Michigan residents, on the other hand, have so far welcome the initiative. Though it is unclear how many jobs will be created with the inception of these hubs, the hope is that the light metals manufacturing will boost the automotive industry’s attempts to produce more lightweight components for car bodies. This tactic will make U.S. automotive companies more competitive by enabling the production of lighter, more fuel-efficient vehicles even as they furnish space to achieve the DOD’s goal to bolster defense capabilities with the creation of more lightweight armored vehicles. The DOD in turn hopes that new armored vehicles can be produced that can both withstand roadside bombs while yet remaining light enough to be transported from danger by helicopters.
John Anthony, a trustee of the Canton effort, has opined that the initiative could generate significant revenue for the historically downtrodden area, creating “tremendous” opportunities for the local economy. His comments were made to the Detroit Free Press, highlighting the fact that the Detroit area is possibly the hungriest of the three future hubs, having withstood decades of job loss and infrastructure decay due to hits taken to the automotive industry since the 1980s. Detroit’s mayor, Mike Duggan, has said he is prepared to “maximize” the jobs to come from the initiative so that Detroit residents profit from the deal.
Having won their bid with a convincing proposal to the DOD, Detroiters have reacted with cautious enthusiasm to Obama’s manufacturing initiative. Crystal H., a former Michigan resident who moved to the Seattle area due to a lack of job availability in her home state greets Canton’s proposed institute with wary excitement.

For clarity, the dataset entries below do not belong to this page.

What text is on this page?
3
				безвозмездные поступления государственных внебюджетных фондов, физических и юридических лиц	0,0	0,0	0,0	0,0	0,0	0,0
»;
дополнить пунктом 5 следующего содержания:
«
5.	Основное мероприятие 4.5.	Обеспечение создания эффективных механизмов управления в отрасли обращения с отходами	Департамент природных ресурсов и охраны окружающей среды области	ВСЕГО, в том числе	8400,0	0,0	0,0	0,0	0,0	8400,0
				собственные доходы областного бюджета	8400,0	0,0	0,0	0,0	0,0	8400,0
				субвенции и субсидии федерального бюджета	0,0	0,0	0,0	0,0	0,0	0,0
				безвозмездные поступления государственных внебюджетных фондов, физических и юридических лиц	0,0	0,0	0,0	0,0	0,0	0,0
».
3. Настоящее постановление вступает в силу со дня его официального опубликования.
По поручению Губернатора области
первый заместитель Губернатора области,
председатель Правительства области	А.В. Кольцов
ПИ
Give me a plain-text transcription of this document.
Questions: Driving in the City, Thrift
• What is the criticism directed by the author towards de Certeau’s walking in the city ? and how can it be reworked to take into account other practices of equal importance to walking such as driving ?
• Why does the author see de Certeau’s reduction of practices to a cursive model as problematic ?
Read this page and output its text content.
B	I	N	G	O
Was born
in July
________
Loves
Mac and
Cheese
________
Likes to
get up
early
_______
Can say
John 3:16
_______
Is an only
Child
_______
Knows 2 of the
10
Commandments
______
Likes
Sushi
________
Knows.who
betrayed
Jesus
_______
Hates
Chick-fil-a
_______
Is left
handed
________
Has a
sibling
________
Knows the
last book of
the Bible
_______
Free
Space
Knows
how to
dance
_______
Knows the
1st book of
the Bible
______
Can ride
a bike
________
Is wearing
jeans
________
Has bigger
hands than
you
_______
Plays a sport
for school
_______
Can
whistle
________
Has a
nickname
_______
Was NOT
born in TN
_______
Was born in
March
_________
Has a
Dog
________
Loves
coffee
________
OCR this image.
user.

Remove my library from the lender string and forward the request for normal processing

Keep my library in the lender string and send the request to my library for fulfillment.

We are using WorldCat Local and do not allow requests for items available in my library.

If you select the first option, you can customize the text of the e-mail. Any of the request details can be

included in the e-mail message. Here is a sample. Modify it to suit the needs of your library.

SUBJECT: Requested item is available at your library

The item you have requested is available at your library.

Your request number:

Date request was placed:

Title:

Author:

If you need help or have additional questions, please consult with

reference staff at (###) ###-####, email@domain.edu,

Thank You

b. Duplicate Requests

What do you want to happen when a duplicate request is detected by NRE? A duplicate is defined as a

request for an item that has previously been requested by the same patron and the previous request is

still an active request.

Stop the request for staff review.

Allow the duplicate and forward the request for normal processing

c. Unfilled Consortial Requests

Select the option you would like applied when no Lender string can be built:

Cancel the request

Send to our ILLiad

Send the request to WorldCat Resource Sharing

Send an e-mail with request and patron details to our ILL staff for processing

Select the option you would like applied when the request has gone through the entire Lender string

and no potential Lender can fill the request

“People are so desperate there, they’re going to fall on any steady job like a pack of wolves. These are people who have lost everything; pensions, careers, upward mobility, status, hope for the future. These are loyal, hardworking people with families who worked for the automotive industry for 20, 25, 30 years and then it all just disappeared overnight. They’re working at Walmart now, not using their skills, with nowhere else to go and no hope for retirement. My sister still lives in that area, and they are hurting. They’ll be cautious at first, because they’ve been burned a lot; but they won’t care if the jobs come from the private sector or the DOD, as long as the jobs aren’t going anywhere. They’ll commute, they’ll do whatever they need to.”
If the new institutes are not transitory as some industry insiders fear, there is no doubt that they will be an improvement on current conditions in areas like Detroit, bringing a much-needed source of jobs and revenue to rebuild the failing infrastructure of the area. It falls to the consortiums who bid for these cities to see that the development of these manufacturing hubs will function to the benefit of the local job markets even as they contribute to the overall health of the U.S. manufacturing sector. If reactions from Detroit are anything to go by, Obama’s manufacturing initiative will be a welcome addition to the Canton area.